Rekabetin hızla arttığı dünyada geleneksel değerler zinciri yerini modern değerler zincirine bırakmaktadır. Üretici sayısının artışı ile birlikte rekabet artmakta, müşteriler tercihleri ile şirketlerin iş tasarımlarını şekillendirmekteve bu değişim çağımızın pazarlama anlayışını da müşteri odaklı hale getirmektedir.

Geleneksel değerler zinciri; şirketin çekirdek gücü yani varlığı ile başlar. Sonra girdilere ve diğer hammaddelere sıra gelir. Sonra ürün ya da hizmete, dağıtım kanallarına ve en son müşteriye sıra gelir. Bu değer zinciri şirketin varlığı ile başlar, sonra bunu müşterinin isteklerini karşılayacak ürün ya hizmete dönüştürür. Bu düşünme sürecinin çağımızın pazarlama anlayışı doğrultusunda bütünüyle tersine çevrilmesi gerekmektedir.
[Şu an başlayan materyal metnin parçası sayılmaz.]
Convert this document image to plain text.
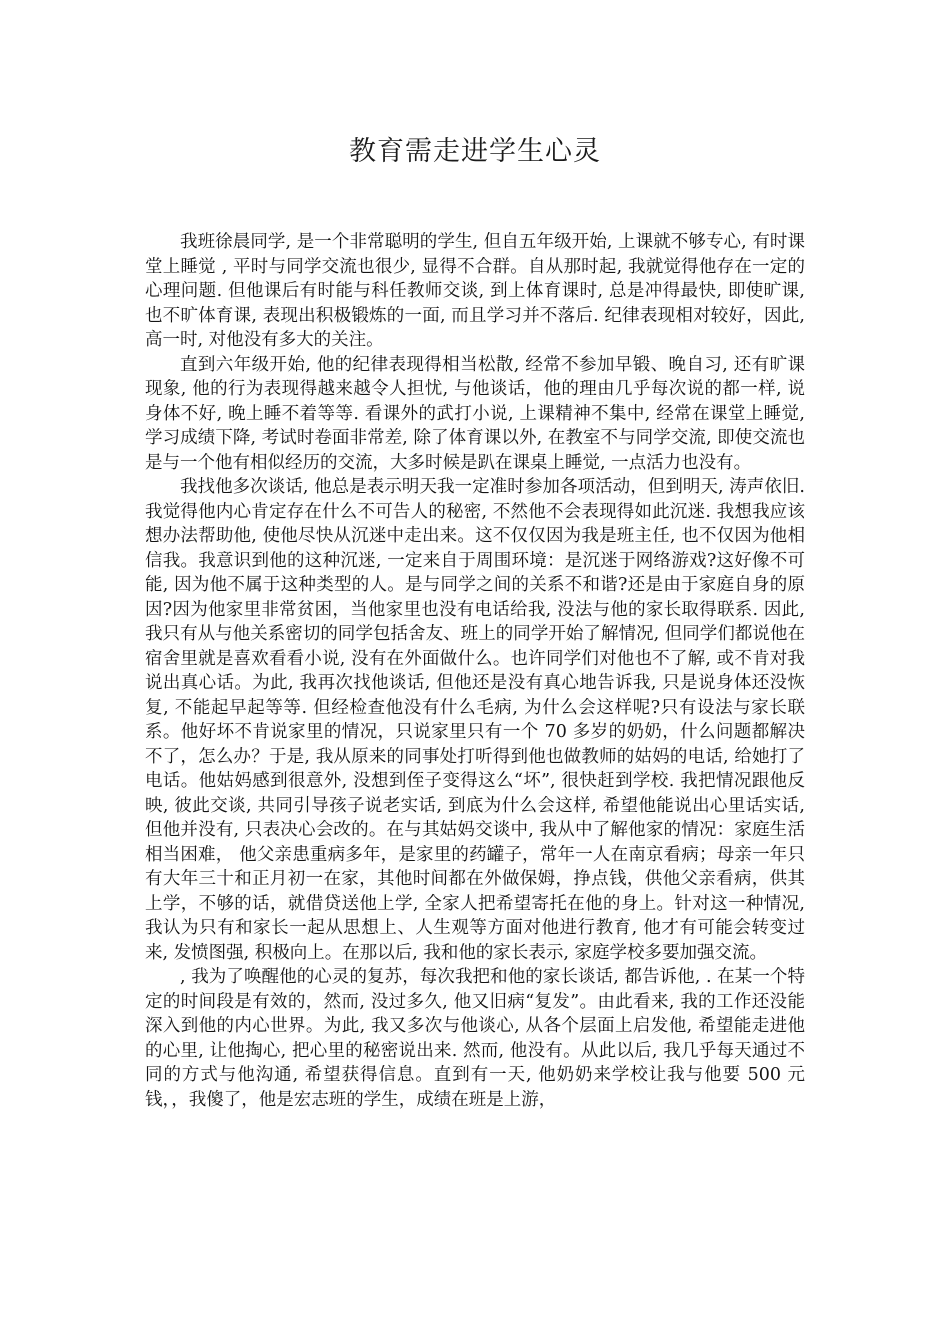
教育需走进学生心灵

我班徐晨同学, 是一个非常聪明的学生, 但自五年级开始, 上课就不够专心, 有时课堂上睡觉 , 平时与同学交流也很少, 显得不合群。自从那时起, 我就觉得他存在一定的心理问题. 但他课后有时能与科任教师交谈, 到上体育课时, 总是冲得最快, 即使旷课, 也不旷体育课, 表现出积极锻炼的一面, 而且学习并不落后. 纪律表现相对较好，因此, 高一时, 对他没有多大的关注。

直到六年级开始, 他的纪律表现得相当松散, 经常不参加早锻、晚自习, 还有旷课现象, 他的行为表现得越来越令人担忧, 与他谈话，他的理由几乎每次说的都一样, 说身体不好, 晚上睡不着等等. 看课外的武打小说, 上课精神不集中, 经常在课堂上睡觉, 学习成绩下降, 考试时卷面非常差, 除了体育课以外, 在教室不与同学交流, 即使交流也是与一个他有相似经历的交流，大多时候是趴在课桌上睡觉, 一点活力也没有。

我找他多次谈话, 他总是表示明天我一定准时参加各项活动，但到明天, 涛声依旧. 我觉得他内心肯定存在什么不可告人的秘密, 不然他不会表现得如此沉迷. 我想我应该想办法帮助他, 使他尽快从沉迷中走出来。这不仅仅因为我是班主任, 也不仅因为他相信我。我意识到他的这种沉迷, 一定来自于周围环境：是沉迷于网络游戏?这好像不可能, 因为他不属于这种类型的人。是与同学之间的关系不和谐?还是由于家庭自身的原因?因为他家里非常贫困，当他家里也没有电话给我, 没法与他的家长取得联系. 因此, 我只有从与他关系密切的同学包括舍友、班上的同学开始了解情况, 但同学们都说他在宿舍里就是喜欢看看小说, 没有在外面做什么。也许同学们对他也不了解, 或不肯对我说出真心话。为此, 我再次找他谈话, 但他还是没有真心地告诉我, 只是说身体还没恢复, 不能起早起等等. 但经检查他没有什么毛病, 为什么会这样呢?只有设法与家长联系。他好坏不肯说家里的情况，只说家里只有一个 70 多岁的奶奶，什么问题都解决不了，怎么办？于是, 我从原来的同事处打听得到他也做教师的姑妈的电话, 给她打了电话。他姑妈感到很意外, 没想到侄子变得这么“坏”, 很快赶到学校. 我把情况跟他反映, 彼此交谈, 共同引导孩子说老实话, 到底为什么会这样, 希望他能说出心里话实话, 但他并没有, 只表决心会改的。在与其姑妈交谈中, 我从中了解他家的情况：家庭生活相当困难， 他父亲患重病多年，是家里的药罐子，常年一人在南京看病；母亲一年只有大年三十和正月初一在家，其他时间都在外做保姆，挣点钱，供他父亲看病，供其上学，不够的话，就借贷送他上学, 全家人把希望寄托在他的身上。针对这一种情况, 我认为只有和家长一起从思想上、人生观等方面对他进行教育, 他才有可能会转变过来, 发愤图强, 积极向上。在那以后, 我和他的家长表示, 家庭学校多要加强交流。

, 我为了唤醒他的心灵的复苏，每次我把和他的家长谈话, 都告诉他, . 在某一个特定的时间段是有效的，然而, 没过多久, 他又旧病“复发”。由此看来, 我的工作还没能深入到他的内心世界。为此, 我又多次与他谈心, 从各个层面上启发他, 希望能走进他的心里, 让他掏心, 把心里的秘密说出来. 然而, 他没有。从此以后, 我几乎每天通过不同的方式与他沟通, 希望获得信息。直到有一天, 他奶奶来学校让我与他要 500 元钱，，我傻了，他是宏志班的学生，成绩在班是上游，
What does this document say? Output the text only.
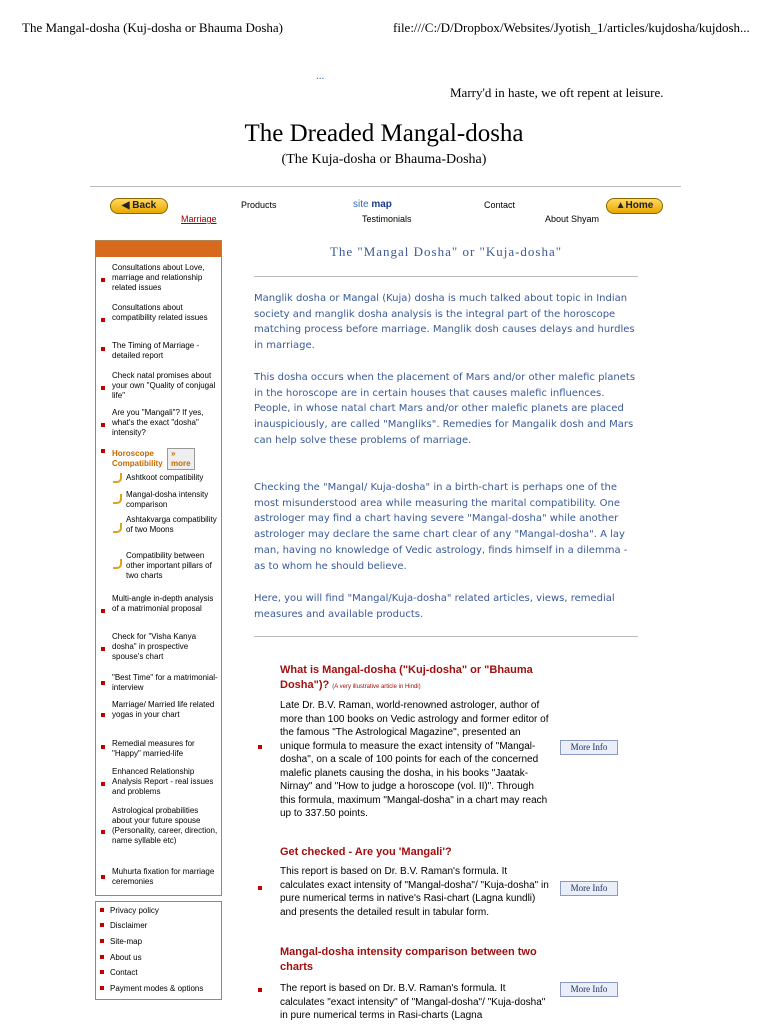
The Mangal-dosha (Kuj-dosha or Bhauma Dosha)	file:///C:/D/Dropbox/Websites/Jyotish_1/articles/kujdosha/kujdosh...
...
Marry'd in haste, we oft repent at leisure.
The Dreaded Mangal-dosha
(The Kuja-dosha or Bhauma-Dosha)
◀ Back	▲Home
Marriage
Products	site map
Testimonials
Contact
About Shyam
Consultations about Love, marriage and relationship related issues
Consultations about compatibility related issues
The Timing of Marriage - detailed report
Check natal promises about your own "Quality of conjugal life"
Are you "Mangali"? If yes, what's the exact "dosha" intensity?
Horoscope Compatibility
» more
Ashtkoot compatibility
Mangal-dosha intensity comparison
Ashtakvarga compatibility of two Moons
Compatibility between other important pillars of two charts
Multi-angle in-depth analysis of a matrimonial proposal
Check for "Visha Kanya dosha" in prospective spouse's chart
"Best Time" for a matrimonial-interview
Marriage/ Married life related yogas in your chart
Remedial measures for "Happy" married-life
Enhanced Relationship Analysis Report - real issues and problems
Astrological probabilities about your future spouse (Personality, career, direction, name syllable etc)
Muhurta fixation for marriage ceremonies
Privacy policy
Disclaimer
Site-map
About us
Contact
Payment modes & options
The "Mangal Dosha" or "Kuja-dosha"
Manglik dosha or Mangal (Kuja) dosha is much talked about topic in Indian society and manglik dosha analysis is the integral part of the horoscope matching process before marriage. Manglik dosh causes delays and hurdles in marriage.
This dosha occurs when the placement of Mars and/or other malefic planets in the horoscope are in certain houses that causes malefic influences. People, in whose natal chart Mars and/or other malefic planets are placed inauspiciously, are called "Mangliks". Remedies for Mangalik dosh and Mars can help solve these problems of marriage.
Checking the "Mangal/ Kuja-dosha" in a birth-chart is perhaps one of the most misunderstood area while measuring the marital compatibility. One astrologer may find a chart having severe "Mangal-dosha" while another astrologer may declare the same chart clear of any "Mangal-dosha". A lay man, having no knowledge of Vedic astrology, finds himself in a dilemma - as to whom he should believe.
Here, you will find "Mangal/Kuja-dosha" related articles, views, remedial measures and available products.
What is Mangal-dosha ("Kuj-dosha" or "Bhauma Dosha")? (A very illustrative article in Hindi)
Late Dr. B.V. Raman, world-renowned astrologer, author of more than 100 books on Vedic astrology and former editor of the famous "The Astrological Magazine", presented an unique formula to measure the exact intensity of "Mangal-dosha", on a scale of 100 points for each of the concerned malefic planets causing the dosha, in his books "Jaatak-Nirnay" and "How to judge a horoscope (vol. II)". Through this formula, maximum "Mangal-dosha" in a chart may reach up to 337.50 points.
More Info
Get checked - Are you 'Mangali'?
This report is based on Dr. B.V. Raman's formula. It calculates exact intensity of "Mangal-dosha"/ "Kuja-dosha" in pure numerical terms in native's Rasi-chart (Lagna kundli) and presents the detailed result in tabular form.
More Info
Mangal-dosha intensity comparison between two charts
The report is based on Dr. B.V. Raman's formula. It calculates "exact intensity" of "Mangal-dosha"/ "Kuja-dosha" in pure numerical terms in Rasi-charts (Lagna
More Info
Müşteriyi merkeze alan modern değerler zinciri ise müşterinin istekleri ile başlar ve sonunda şirketin varlığına, çekirdek gücüne ulaşır. Bu düşünme sürecinde müşterinin ihtiyaçlarına ve önceliklerine odaklanılır. sonra da bu ihtiyaç ve öncelikleri en iyi karşılayabilecek yolların hangileri olduğu tanımlanır. Değer zinciri tersine çevrilir. Bu yüzden de müşteri ilk halkadır, yani her şey müşteri tarafından yönlendirilir.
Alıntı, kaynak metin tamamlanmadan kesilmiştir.